Bernd 06/25/2019 (Tue) 16:56:41 No.27582 del
>>27568
So.
>I fucked up her entire life
You didn't. It's not clear if she asked you before or asked but ignored you but she wronged you. She made a decision and it had consequences. As I previously said maybe you overreacted a bit but that's done now this is the hand you dealt for yourself and you have to play that. Nevertheless she either didn't know you enough or didn't care back then, she thought she can live with the consequences but she can't apparently. It is also not your fault that her parents are like that. I'm not saying here you shouldn't feel bad about your behaviour but I'm not saying you should either.

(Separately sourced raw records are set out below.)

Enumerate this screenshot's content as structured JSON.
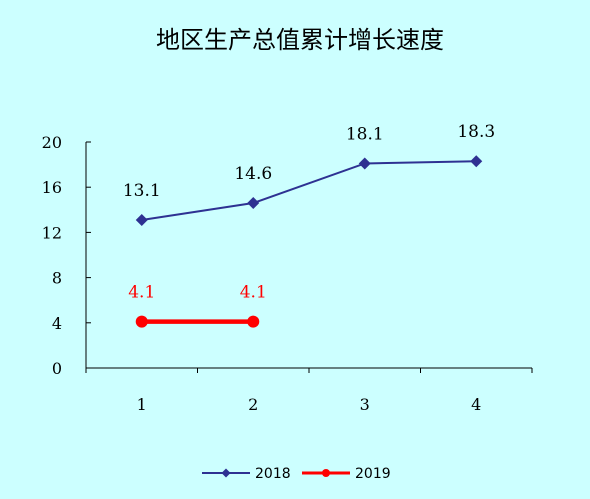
{
  "chart_data": {
    "type": "line",
    "title": "地区生产总值累计增长速度",
    "xlabel": "",
    "ylabel": "",
    "categories": [
      "1",
      "2",
      "3",
      "4"
    ],
    "ylim": [
      0,
      20
    ],
    "yticks": [
      "0",
      "4",
      "8",
      "12",
      "16",
      "20"
    ],
    "grid": false,
    "legend_position": "bottom",
    "series": [
      {
        "name": "2018",
        "values": [
          13.1,
          14.6,
          18.1,
          18.3
        ],
        "labels": [
          "13.1",
          "14.6",
          "18.1",
          "18.3"
        ],
        "color": "#2e3192",
        "label_color": "#000000",
        "marker": "diamond-icon"
      },
      {
        "name": "2019",
        "values": [
          4.1,
          4.1,
          null,
          null
        ],
        "labels": [
          "4.1",
          "4.1",
          "",
          ""
        ],
        "color": "#ff0000",
        "label_color": "#ff0000",
        "marker": "circle-icon"
      }
    ]
  }
}
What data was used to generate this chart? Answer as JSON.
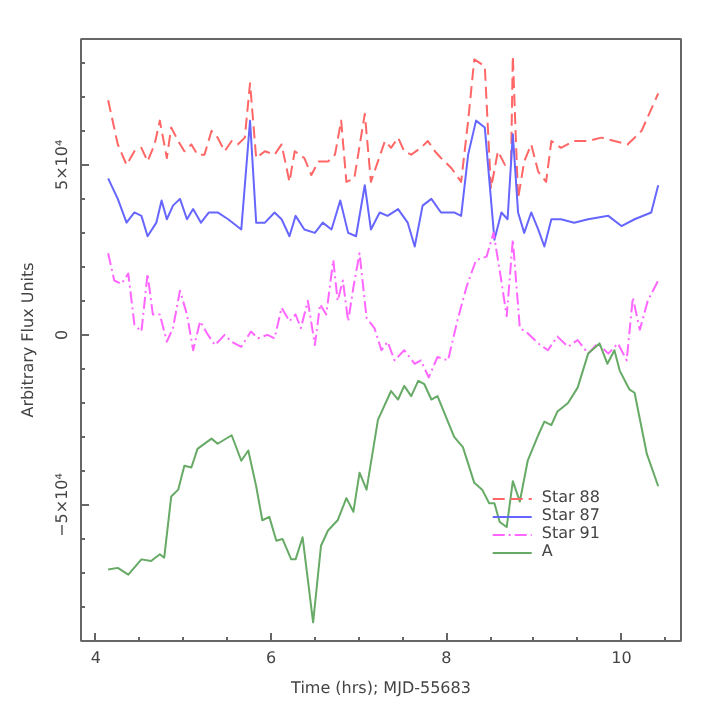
{
  "chart_data": {
    "type": "line",
    "xlabel": "Time (hrs); MJD-55683",
    "ylabel": "Arbitrary Flux Units",
    "xlim": [
      3.83,
      10.68
    ],
    "ylim": [
      -90000,
      87000
    ],
    "xticks": [
      4,
      6,
      8,
      10
    ],
    "yticks": [
      {
        "value": -50000,
        "label": "−5×10⁴"
      },
      0,
      {
        "value": 50000,
        "label": "5×10⁴"
      }
    ],
    "grid": false,
    "legend": "bottom right",
    "marker": "none",
    "series": [
      {
        "name": "Star 88",
        "color": "#ff6666",
        "line_style": "dashed",
        "x": [
          4.14,
          4.25,
          4.35,
          4.44,
          4.52,
          4.59,
          4.67,
          4.73,
          4.81,
          4.86,
          4.94,
          5.01,
          5.09,
          5.16,
          5.24,
          5.32,
          5.39,
          5.47,
          5.55,
          5.62,
          5.7,
          5.76,
          5.83,
          5.93,
          6.04,
          6.12,
          6.21,
          6.27,
          6.38,
          6.46,
          6.54,
          6.65,
          6.73,
          6.8,
          6.86,
          6.95,
          7.07,
          7.14,
          7.22,
          7.3,
          7.37,
          7.45,
          7.52,
          7.6,
          7.71,
          7.79,
          7.87,
          7.94,
          8.06,
          8.17,
          8.25,
          8.32,
          8.44,
          8.51,
          8.59,
          8.67,
          8.74,
          8.76,
          8.82,
          8.89,
          8.97,
          9.05,
          9.14,
          9.2,
          9.31,
          9.46,
          9.62,
          9.77,
          9.92,
          10.07,
          10.23,
          10.42
        ],
        "values": [
          69000,
          56000,
          50000,
          54000,
          55000,
          51000,
          56000,
          63000,
          52000,
          61000,
          57000,
          54000,
          56000,
          53000,
          53000,
          60000,
          58000,
          54000,
          57000,
          56000,
          58000,
          74000,
          52000,
          54000,
          53000,
          56000,
          45000,
          54000,
          52000,
          47000,
          51000,
          51000,
          53000,
          63000,
          45000,
          46000,
          65000,
          45000,
          51000,
          57000,
          55000,
          58000,
          54000,
          53000,
          55000,
          57000,
          54000,
          52000,
          49000,
          45000,
          63000,
          81000,
          79000,
          43000,
          54000,
          50000,
          51000,
          82000,
          40000,
          51000,
          56000,
          48000,
          45000,
          57000,
          55000,
          57000,
          57000,
          58000,
          57000,
          56000,
          60000,
          71000
        ]
      },
      {
        "name": "Star 87",
        "color": "#6666ff",
        "line_style": "solid",
        "x": [
          4.14,
          4.25,
          4.35,
          4.44,
          4.52,
          4.59,
          4.69,
          4.75,
          4.81,
          4.88,
          4.96,
          5.04,
          5.11,
          5.2,
          5.29,
          5.39,
          5.51,
          5.66,
          5.76,
          5.83,
          5.93,
          6.04,
          6.12,
          6.21,
          6.28,
          6.38,
          6.5,
          6.59,
          6.69,
          6.79,
          6.88,
          6.97,
          7.07,
          7.14,
          7.24,
          7.33,
          7.45,
          7.56,
          7.64,
          7.73,
          7.83,
          7.94,
          8.09,
          8.17,
          8.25,
          8.34,
          8.44,
          8.51,
          8.55,
          8.63,
          8.7,
          8.76,
          8.82,
          8.89,
          8.97,
          9.05,
          9.12,
          9.2,
          9.31,
          9.46,
          9.62,
          9.85,
          10.0,
          10.15,
          10.34,
          10.42
        ],
        "values": [
          46000,
          40000,
          33000,
          36000,
          35000,
          29000,
          33000,
          39500,
          34000,
          38000,
          40000,
          34000,
          37000,
          33000,
          36000,
          36000,
          34000,
          31000,
          63000,
          33000,
          33000,
          36000,
          34000,
          29000,
          35000,
          31000,
          30000,
          33000,
          31000,
          39500,
          30000,
          29000,
          44000,
          31000,
          36000,
          35000,
          37000,
          33000,
          26000,
          38000,
          40000,
          36000,
          36000,
          35000,
          53000,
          63000,
          61000,
          40000,
          28000,
          36000,
          34000,
          59000,
          36000,
          30000,
          36000,
          31000,
          26000,
          34000,
          34000,
          33000,
          34000,
          35000,
          32000,
          34000,
          36000,
          44000
        ]
      },
      {
        "name": "Star 91",
        "color": "#ff66ff",
        "line_style": "dotted",
        "x": [
          4.14,
          4.21,
          4.29,
          4.37,
          4.44,
          4.52,
          4.59,
          4.65,
          4.73,
          4.81,
          4.88,
          4.96,
          5.04,
          5.11,
          5.19,
          5.28,
          5.36,
          5.47,
          5.55,
          5.66,
          5.77,
          5.85,
          5.96,
          6.04,
          6.12,
          6.21,
          6.28,
          6.34,
          6.42,
          6.5,
          6.56,
          6.63,
          6.71,
          6.76,
          6.82,
          6.88,
          6.94,
          7.01,
          7.09,
          7.18,
          7.26,
          7.33,
          7.41,
          7.52,
          7.64,
          7.71,
          7.8,
          7.9,
          8.02,
          8.13,
          8.23,
          8.34,
          8.46,
          8.54,
          8.61,
          8.69,
          8.76,
          8.84,
          8.93,
          9.05,
          9.16,
          9.27,
          9.39,
          9.5,
          9.62,
          9.73,
          9.85,
          9.96,
          10.06,
          10.13,
          10.21,
          10.3,
          10.42
        ],
        "values": [
          24000,
          16000,
          15000,
          18000,
          3000,
          1000,
          18000,
          6000,
          6000,
          -2000,
          2000,
          13000,
          6000,
          -4500,
          4000,
          0,
          -3000,
          0,
          -2000,
          -3500,
          1000,
          -1000,
          0,
          -1000,
          8000,
          4000,
          6000,
          2000,
          10000,
          -3000,
          9000,
          6000,
          22000,
          10000,
          16000,
          4000,
          14000,
          24000,
          5000,
          2000,
          -4500,
          -2000,
          -7500,
          -4500,
          -8500,
          -7500,
          -12500,
          -6500,
          -7500,
          4500,
          14000,
          22000,
          23000,
          30000,
          19000,
          5500,
          28000,
          2000,
          500,
          -2500,
          -4500,
          -500,
          -3500,
          -1500,
          -5500,
          -2500,
          -5500,
          -2500,
          -7500,
          11000,
          1500,
          10000,
          16000
        ]
      },
      {
        "name": "A",
        "color": "#66aa66",
        "line_style": "solid",
        "x": [
          4.14,
          4.25,
          4.37,
          4.52,
          4.63,
          4.73,
          4.78,
          4.86,
          4.94,
          5.01,
          5.09,
          5.16,
          5.32,
          5.39,
          5.55,
          5.66,
          5.74,
          5.83,
          5.9,
          5.98,
          6.06,
          6.13,
          6.23,
          6.28,
          6.36,
          6.48,
          6.57,
          6.65,
          6.76,
          6.86,
          6.94,
          7.01,
          7.09,
          7.22,
          7.37,
          7.45,
          7.52,
          7.6,
          7.68,
          7.75,
          7.83,
          7.9,
          8.09,
          8.19,
          8.32,
          8.41,
          8.49,
          8.55,
          8.61,
          8.69,
          8.76,
          8.84,
          8.93,
          9.05,
          9.12,
          9.2,
          9.27,
          9.39,
          9.5,
          9.62,
          9.75,
          9.84,
          9.92,
          9.98,
          10.09,
          10.15,
          10.29,
          10.42
        ],
        "values": [
          -69000,
          -68500,
          -70500,
          -66000,
          -66500,
          -64500,
          -65500,
          -47500,
          -45500,
          -38500,
          -39000,
          -33500,
          -30500,
          -32000,
          -29500,
          -37000,
          -34000,
          -44500,
          -54500,
          -53500,
          -60500,
          -60000,
          -66000,
          -66000,
          -59500,
          -84500,
          -62000,
          -57500,
          -54500,
          -48000,
          -52000,
          -40500,
          -45500,
          -25000,
          -16500,
          -19000,
          -15000,
          -18000,
          -13500,
          -14500,
          -19000,
          -18000,
          -30000,
          -33000,
          -43500,
          -45500,
          -49500,
          -49500,
          -55000,
          -56500,
          -43000,
          -49000,
          -37000,
          -29500,
          -25500,
          -26500,
          -22500,
          -20000,
          -15500,
          -5500,
          -2500,
          -8500,
          -4500,
          -10500,
          -16000,
          -17000,
          -35000,
          -44500
        ]
      }
    ]
  }
}
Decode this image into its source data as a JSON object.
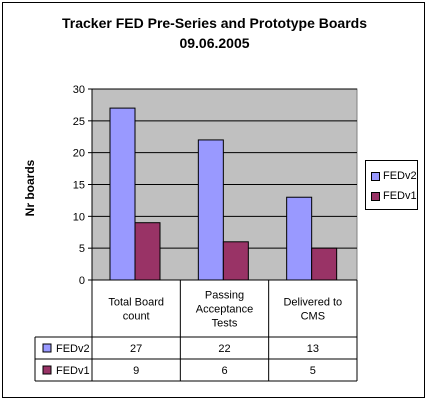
{
  "chart_data": {
    "type": "bar",
    "title": "Tracker FED Pre-Series and Prototype Boards",
    "subtitle": "09.06.2005",
    "ylabel": "Nr boards",
    "categories": [
      [
        "Total Board",
        "count"
      ],
      [
        "Passing",
        "Acceptance",
        "Tests"
      ],
      [
        "Delivered to",
        "CMS"
      ]
    ],
    "ylim": [
      0,
      30
    ],
    "yticks": [
      0,
      5,
      10,
      15,
      20,
      25,
      30
    ],
    "grid": true,
    "legend_position": "right",
    "series": [
      {
        "name": "FEDv2",
        "color": "#9999ff",
        "values": [
          27,
          22,
          13
        ]
      },
      {
        "name": "FEDv1",
        "color": "#993366",
        "values": [
          9,
          6,
          5
        ]
      }
    ],
    "plot_background": "#c0c0c0"
  },
  "legend": {
    "v2": "FEDv2",
    "v1": "FEDv1"
  }
}
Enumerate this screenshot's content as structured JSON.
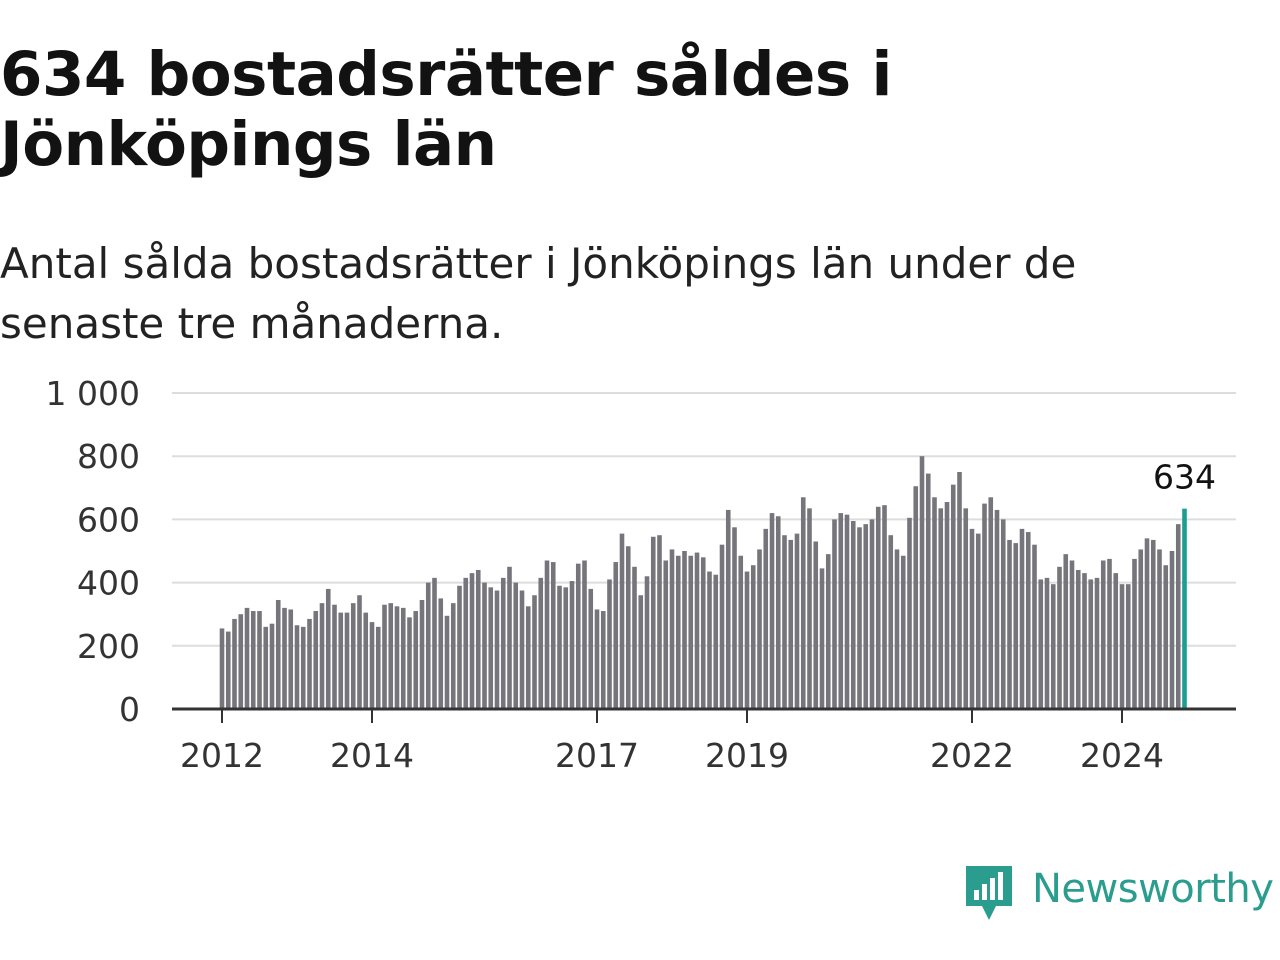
{
  "title": "634 bostadsrätter såldes i Jönköpings län",
  "subtitle": "Antal sålda bostadsrätter i Jönköpings län under de senaste tre månaderna.",
  "brand": {
    "name": "Newsworthy",
    "icon": "newsworthy-logo-icon",
    "color": "#2a9d8f"
  },
  "chart_data": {
    "type": "bar",
    "title": "",
    "xlabel": "",
    "ylabel": "",
    "ylim": [
      0,
      1000
    ],
    "y_ticks": [
      0,
      200,
      400,
      600,
      800,
      1000
    ],
    "y_tick_labels": [
      "0",
      "200",
      "400",
      "600",
      "800",
      "1 000"
    ],
    "x_tick_labels": [
      {
        "label": "2012",
        "index": 0
      },
      {
        "label": "2014",
        "index": 24
      },
      {
        "label": "2017",
        "index": 60
      },
      {
        "label": "2019",
        "index": 84
      },
      {
        "label": "2022",
        "index": 120
      },
      {
        "label": "2024",
        "index": 144
      }
    ],
    "grid": true,
    "bar_color": "#76757b",
    "highlight_color": "#1a9e92",
    "highlight_label": "634",
    "values": [
      255,
      245,
      285,
      300,
      320,
      310,
      310,
      260,
      270,
      345,
      320,
      315,
      265,
      260,
      285,
      310,
      335,
      380,
      330,
      305,
      305,
      335,
      360,
      305,
      275,
      260,
      330,
      335,
      325,
      320,
      290,
      310,
      345,
      400,
      415,
      350,
      295,
      335,
      390,
      415,
      430,
      440,
      400,
      385,
      375,
      415,
      450,
      400,
      375,
      325,
      360,
      415,
      470,
      465,
      390,
      385,
      405,
      460,
      470,
      380,
      315,
      310,
      410,
      465,
      555,
      515,
      450,
      360,
      420,
      545,
      550,
      470,
      505,
      485,
      500,
      485,
      495,
      480,
      435,
      425,
      520,
      630,
      575,
      485,
      435,
      455,
      505,
      570,
      620,
      610,
      550,
      535,
      555,
      670,
      635,
      530,
      445,
      490,
      600,
      620,
      615,
      595,
      575,
      585,
      600,
      640,
      645,
      550,
      505,
      485,
      605,
      705,
      800,
      745,
      670,
      635,
      655,
      710,
      750,
      635,
      570,
      555,
      650,
      670,
      630,
      600,
      535,
      525,
      570,
      560,
      520,
      410,
      415,
      395,
      450,
      490,
      470,
      440,
      430,
      410,
      415,
      470,
      475,
      430,
      395,
      395,
      475,
      505,
      540,
      535,
      505,
      455,
      500,
      585,
      634
    ]
  }
}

Now, judging by what you wrote I believe you can together if you want it even if she doesn't or won't say it. However you should know that building a relationship on you feeling sorry for her and having remorse is not a good idea and these will torpedo the relationship in a different way. If you actually have feelings for her and/or you judge she is a good material for that, then go for it. Spend some time together, give her a pleasant experience and do what you have to do.
However. If you do pursue that course, it is important to send the correct message. She might get the wrong idea that she managed to manipulate you back into the relationship, so it was her decision that made it "right", you were in the wrong and she made you see it.
No. She have to understand that she wronged you and despite this you can get over it and give her help and comfort by your own decision. Not because you are feeling guilty, but because that's the right thing despite what she'd done. Ofc, this have to be done in a way you don't look like a dick while you do it. Basically she has to learn it that you are in control and not her and if she let herself guiding you and not fighting you everything will be a-ok. Ofc this is responsibility and you shouldn't abuse her trust and this is a long time commitment.